When it comes to making money in the resin processing business, I prefer to take as much of the production process in-house as possible. This means serious attention to "second op" processes, but pays dividends in quality and on the bottom...
When it comes to making money in the resin processing business, I prefer to take as much of the production process in-house as possible. This means serious attention to “second op” processes, but pays dividends in quality and on the bottom line.
Last month, I described the property of “surface energy”, and what it means to virgin and engineered materials. That’s great, but why do we care? Mainly because, since few high-value resin parts are big money makers as they come from the mold or die, adding them to assemblies boosts value. And making assemblies with resin parts cost-effectively frequently involves bonding.
I’ve talked in the past about welding, and mechanical fastening using inserts, but what about good old fashioned glue? Sticking parts together is cost-effective, controllable, and can be a design “ace in the hole” where single molded assemblies are prohibitively complex in a single shot.
This is where the surface energy comes in. Every surface of any material has an associated energy, and the amount or value of that energy drives the material to either minimize the surface area, like a spherical droplet of molten solder; or maximize it, like naphthalene (mothballs) that try to become all surface by sublimating directly into the air.

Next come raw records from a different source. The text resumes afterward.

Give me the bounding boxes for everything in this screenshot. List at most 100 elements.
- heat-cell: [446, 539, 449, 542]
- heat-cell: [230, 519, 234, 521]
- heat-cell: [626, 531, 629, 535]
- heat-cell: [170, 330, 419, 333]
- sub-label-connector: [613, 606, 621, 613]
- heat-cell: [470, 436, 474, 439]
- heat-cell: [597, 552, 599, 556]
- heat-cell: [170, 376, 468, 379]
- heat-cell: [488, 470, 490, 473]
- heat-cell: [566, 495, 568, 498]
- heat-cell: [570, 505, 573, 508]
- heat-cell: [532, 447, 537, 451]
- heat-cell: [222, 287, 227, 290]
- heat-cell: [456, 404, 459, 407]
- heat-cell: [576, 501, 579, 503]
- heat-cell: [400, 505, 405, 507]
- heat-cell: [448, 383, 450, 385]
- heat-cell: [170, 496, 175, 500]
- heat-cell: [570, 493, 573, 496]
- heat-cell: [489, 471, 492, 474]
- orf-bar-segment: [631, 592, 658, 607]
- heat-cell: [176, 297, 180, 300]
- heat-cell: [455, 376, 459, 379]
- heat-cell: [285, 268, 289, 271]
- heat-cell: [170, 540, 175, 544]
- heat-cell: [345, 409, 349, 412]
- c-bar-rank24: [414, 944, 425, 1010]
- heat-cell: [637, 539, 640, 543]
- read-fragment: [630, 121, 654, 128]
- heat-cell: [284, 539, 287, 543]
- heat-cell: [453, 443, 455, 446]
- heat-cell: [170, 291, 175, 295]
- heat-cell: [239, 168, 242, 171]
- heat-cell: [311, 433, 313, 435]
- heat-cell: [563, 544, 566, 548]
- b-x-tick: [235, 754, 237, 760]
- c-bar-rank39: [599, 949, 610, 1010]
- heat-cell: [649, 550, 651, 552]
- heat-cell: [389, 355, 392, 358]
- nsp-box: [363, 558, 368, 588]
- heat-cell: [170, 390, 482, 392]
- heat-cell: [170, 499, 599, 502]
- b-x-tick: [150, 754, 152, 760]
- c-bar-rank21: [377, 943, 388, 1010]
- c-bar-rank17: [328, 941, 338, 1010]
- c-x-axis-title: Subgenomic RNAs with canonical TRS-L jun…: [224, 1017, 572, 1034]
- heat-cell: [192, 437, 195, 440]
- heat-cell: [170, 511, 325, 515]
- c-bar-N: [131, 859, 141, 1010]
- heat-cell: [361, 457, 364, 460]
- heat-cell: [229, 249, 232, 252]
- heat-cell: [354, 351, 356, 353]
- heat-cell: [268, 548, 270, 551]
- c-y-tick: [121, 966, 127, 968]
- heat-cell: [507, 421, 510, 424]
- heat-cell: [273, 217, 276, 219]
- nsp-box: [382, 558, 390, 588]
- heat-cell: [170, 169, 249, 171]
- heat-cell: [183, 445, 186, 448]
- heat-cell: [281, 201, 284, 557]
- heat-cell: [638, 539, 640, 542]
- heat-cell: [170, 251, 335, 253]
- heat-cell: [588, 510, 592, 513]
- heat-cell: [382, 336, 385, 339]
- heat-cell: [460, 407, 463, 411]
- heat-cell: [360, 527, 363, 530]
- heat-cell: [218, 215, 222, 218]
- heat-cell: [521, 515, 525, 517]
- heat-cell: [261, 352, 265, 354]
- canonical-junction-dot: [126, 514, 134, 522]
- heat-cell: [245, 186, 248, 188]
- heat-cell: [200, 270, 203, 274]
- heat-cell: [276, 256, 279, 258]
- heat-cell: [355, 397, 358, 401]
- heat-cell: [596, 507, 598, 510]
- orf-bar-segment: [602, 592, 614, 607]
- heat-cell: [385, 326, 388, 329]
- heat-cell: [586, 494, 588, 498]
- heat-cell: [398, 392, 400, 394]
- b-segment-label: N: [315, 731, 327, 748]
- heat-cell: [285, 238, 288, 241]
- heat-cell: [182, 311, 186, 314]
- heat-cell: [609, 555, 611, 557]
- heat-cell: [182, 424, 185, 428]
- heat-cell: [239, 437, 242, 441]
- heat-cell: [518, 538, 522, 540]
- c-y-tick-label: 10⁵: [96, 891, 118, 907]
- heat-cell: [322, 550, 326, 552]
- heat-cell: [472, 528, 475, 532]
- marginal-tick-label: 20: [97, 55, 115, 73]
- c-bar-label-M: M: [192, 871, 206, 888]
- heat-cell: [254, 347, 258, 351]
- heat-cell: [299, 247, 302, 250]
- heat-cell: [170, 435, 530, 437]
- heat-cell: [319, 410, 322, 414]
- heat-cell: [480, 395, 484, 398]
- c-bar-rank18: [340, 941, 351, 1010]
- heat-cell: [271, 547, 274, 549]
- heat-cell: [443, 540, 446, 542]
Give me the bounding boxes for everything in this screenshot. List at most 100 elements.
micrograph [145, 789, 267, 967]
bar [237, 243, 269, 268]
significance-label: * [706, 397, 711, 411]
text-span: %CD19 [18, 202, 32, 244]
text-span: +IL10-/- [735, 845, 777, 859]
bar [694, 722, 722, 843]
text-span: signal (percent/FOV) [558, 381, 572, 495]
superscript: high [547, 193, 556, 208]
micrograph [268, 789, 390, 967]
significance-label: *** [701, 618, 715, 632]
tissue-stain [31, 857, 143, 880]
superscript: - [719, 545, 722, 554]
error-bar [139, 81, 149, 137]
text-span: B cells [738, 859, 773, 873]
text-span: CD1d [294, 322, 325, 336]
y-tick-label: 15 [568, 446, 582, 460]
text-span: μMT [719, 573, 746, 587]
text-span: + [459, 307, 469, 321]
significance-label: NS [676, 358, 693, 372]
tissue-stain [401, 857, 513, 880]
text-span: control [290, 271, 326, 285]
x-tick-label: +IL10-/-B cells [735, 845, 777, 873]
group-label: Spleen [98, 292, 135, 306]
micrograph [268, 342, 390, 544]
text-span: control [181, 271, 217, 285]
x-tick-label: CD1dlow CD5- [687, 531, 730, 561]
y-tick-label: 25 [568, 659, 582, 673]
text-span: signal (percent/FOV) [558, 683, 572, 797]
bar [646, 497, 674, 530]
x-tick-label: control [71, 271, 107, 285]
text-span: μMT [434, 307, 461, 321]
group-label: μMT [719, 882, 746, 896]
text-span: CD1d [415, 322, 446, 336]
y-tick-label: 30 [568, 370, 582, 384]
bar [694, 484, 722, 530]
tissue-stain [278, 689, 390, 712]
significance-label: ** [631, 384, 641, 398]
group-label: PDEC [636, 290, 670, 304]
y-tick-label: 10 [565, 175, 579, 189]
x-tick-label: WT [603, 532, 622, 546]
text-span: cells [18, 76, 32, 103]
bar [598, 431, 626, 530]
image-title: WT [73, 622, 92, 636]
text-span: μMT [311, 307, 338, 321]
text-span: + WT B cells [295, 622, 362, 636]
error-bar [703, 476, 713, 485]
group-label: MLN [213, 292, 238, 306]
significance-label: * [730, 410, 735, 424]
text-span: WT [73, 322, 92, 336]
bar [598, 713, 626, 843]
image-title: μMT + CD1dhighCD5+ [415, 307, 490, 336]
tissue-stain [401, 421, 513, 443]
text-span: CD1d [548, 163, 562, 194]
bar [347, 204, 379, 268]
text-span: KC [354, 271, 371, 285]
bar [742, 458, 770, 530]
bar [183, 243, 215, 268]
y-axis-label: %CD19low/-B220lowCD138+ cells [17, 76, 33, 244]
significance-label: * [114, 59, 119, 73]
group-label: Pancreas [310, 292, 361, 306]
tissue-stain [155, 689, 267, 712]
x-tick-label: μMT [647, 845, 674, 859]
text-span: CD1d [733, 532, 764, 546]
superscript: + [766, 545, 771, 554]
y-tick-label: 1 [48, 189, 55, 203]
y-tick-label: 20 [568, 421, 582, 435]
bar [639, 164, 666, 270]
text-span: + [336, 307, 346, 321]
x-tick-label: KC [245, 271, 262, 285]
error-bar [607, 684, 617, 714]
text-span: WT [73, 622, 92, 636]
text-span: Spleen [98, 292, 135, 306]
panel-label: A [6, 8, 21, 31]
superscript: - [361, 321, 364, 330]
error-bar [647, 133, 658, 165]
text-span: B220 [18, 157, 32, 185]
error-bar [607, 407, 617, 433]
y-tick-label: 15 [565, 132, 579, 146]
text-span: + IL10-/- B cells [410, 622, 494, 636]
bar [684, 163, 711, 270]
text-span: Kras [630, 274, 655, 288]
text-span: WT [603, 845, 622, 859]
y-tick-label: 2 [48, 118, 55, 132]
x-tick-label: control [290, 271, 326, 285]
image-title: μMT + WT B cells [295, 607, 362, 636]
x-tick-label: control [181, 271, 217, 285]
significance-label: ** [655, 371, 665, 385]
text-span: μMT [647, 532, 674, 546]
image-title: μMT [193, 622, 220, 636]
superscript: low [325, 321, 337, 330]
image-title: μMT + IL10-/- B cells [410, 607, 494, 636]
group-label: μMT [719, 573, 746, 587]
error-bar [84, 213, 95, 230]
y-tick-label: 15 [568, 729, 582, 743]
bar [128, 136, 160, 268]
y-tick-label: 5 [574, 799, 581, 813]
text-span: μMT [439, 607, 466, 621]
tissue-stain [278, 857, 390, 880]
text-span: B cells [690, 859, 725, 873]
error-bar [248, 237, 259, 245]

Again, so what? It turns out that controlling the surface energy of your resin part controls the ability of a liquid adhesive to wet the part’s contact surface, since the surface energy fights the liquid’s energy of cohesion (the force that tends to pull the liquid together like a water drop on a waxed car fender). Treating the surface can involve anything from gamma rays to a gas flame to acid dips, but the key is to avoid adsorption. Adsorption (not absorption, which requires a porous material) is a process where stuff sticks to the energetic part surface, reducing overall energy.
There’s a ton of physics here, but from a production standpoint, the important thing to remember is that any surface that has to be modified to get it to stick is vulnerable to contamination by the dirt floating in the air of almost every shop floor, and at a speed much faster than an untreated surface. If you’re using a treating technology, or even if you’re simply washing the parts to take off adsorbed contaminants, the clock is ticking and you need to stick your stuff together as soon as possible. If it’s a critical bond, it might be worthwhile to experiment with the time between treating/cleaning and assembly to see if there’s a strength compromise by delay.
Naturally, the adhesive matters, but if you find that surface contamination is killing your bond, don’t automatically assume that you need cleanroom conditions. I once encountered a problem with dust and dirt contamination that defied all attempts at housekeeping. It turns out that in ventilating the line properly to draw off the fumes from the adhesive, we were drawing dust-laden air from adjacent lines over the parts, then up the fume hoods. The solution was simply to add a “make-up” air duct channelling clean air into the “glue station” to pick up the fumes without sucking up dust.
Cleanliness may be next to godliness, but I’ll take positive pressure any day. CPL
The deposition of a gas or liquid onto a (usually solid) surface. Adsorption is almost impossible to eliminate from energetic surfaces, but can be minimized by quick assembly or coating of the surface after treating or cleaning. Adsorption isn’t necessarily a bad thing; it’s the basis of desiccant-type low-cost compressed air dryers.